Color Us Invisible: In the Shadows of Communities Black and Gay, Black Lesbians Forge Lives, Loves, And Family

Color Us Invisible: In the Shadows of Communities Black and Gay, Black Lesbians Forge Lives, Loves, And Family November 7, 2011

One snowy night in January, I went to visit Elizabeth Bennett and Tracy Douglas. Elizabeth is an administrative assistant and Tracy is a dental assistant. This working-class couple and their two children (from Tracy’s prior heterosexual relationship) share an apartment on the Grand Concourse in the Bronx. They invited me to a card party, and when I arrived there were about 10 other black and Latina lesbians there. In one of the bedrooms, several children were playing games and watching television. I left their home with a better knowledge of how to play spades, but also with a realization that I knew very little about their lives and experiences as lesbian women. As a group they were particularly invisible, both to larger LGBT groups and activists and to the larger African-American and Latino communities they lived in as well.

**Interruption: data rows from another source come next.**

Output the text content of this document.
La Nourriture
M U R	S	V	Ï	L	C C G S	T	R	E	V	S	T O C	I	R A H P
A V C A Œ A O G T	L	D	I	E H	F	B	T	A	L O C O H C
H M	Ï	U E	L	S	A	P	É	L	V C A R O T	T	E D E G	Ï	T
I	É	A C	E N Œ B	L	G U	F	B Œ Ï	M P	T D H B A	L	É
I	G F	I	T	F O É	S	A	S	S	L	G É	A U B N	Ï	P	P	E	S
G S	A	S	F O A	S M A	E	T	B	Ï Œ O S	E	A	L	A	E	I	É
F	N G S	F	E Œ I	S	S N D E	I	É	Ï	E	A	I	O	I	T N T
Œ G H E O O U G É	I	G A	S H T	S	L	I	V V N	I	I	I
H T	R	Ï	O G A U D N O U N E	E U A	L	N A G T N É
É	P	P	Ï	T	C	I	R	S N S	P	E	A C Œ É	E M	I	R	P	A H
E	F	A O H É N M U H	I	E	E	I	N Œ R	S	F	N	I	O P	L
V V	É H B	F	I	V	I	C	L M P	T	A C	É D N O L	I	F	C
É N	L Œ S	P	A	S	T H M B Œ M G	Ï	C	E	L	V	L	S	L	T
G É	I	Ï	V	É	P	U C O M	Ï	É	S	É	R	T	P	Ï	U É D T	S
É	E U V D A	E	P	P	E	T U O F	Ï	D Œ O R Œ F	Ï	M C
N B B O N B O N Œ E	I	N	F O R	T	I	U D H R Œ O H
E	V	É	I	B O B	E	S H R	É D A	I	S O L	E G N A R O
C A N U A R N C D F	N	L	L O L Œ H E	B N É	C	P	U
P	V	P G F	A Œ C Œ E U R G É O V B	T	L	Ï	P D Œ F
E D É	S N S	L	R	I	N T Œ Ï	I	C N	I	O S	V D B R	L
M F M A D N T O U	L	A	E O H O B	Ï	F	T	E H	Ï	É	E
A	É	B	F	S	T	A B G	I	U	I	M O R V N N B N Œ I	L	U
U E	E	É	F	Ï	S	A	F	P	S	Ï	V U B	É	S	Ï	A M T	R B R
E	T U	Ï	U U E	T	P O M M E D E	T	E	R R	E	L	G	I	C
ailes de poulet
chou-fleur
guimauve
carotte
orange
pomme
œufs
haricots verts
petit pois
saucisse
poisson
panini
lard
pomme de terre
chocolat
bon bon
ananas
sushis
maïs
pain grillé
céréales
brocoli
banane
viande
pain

I wrote Invisible Families: Gay Identities, Relationships, and Motherhood Among Black Women as a corrective to the focus of the media, LGBT activists and scholars of LGBT life on white, middle-class groups, and the persistent lack of information on gay women of color. I followed more than 100 middle-class and working-class black lesbians for three years and found that the structure of their family lives is grounded in African-American culture. The women in my book grew up in the 1960s and 1970s in large cities, small Southern towns and the Caribbean. One of my principal findings is that these women live in black communities, not “gay ghettos,” and that social location shapes their identities, family formation, and other understandings in ways that differ from some white LGBT people. Reports by the Williams Institute at UCLA Law confirm that like the women I interviewed, LGBT people of color in general tend to live in areas where there are significant concentrations of other racial/ethnic minorities. This is different from the general patterns of white gay couples, who are more likely to live in areas with significant concentrations of other LGBT people.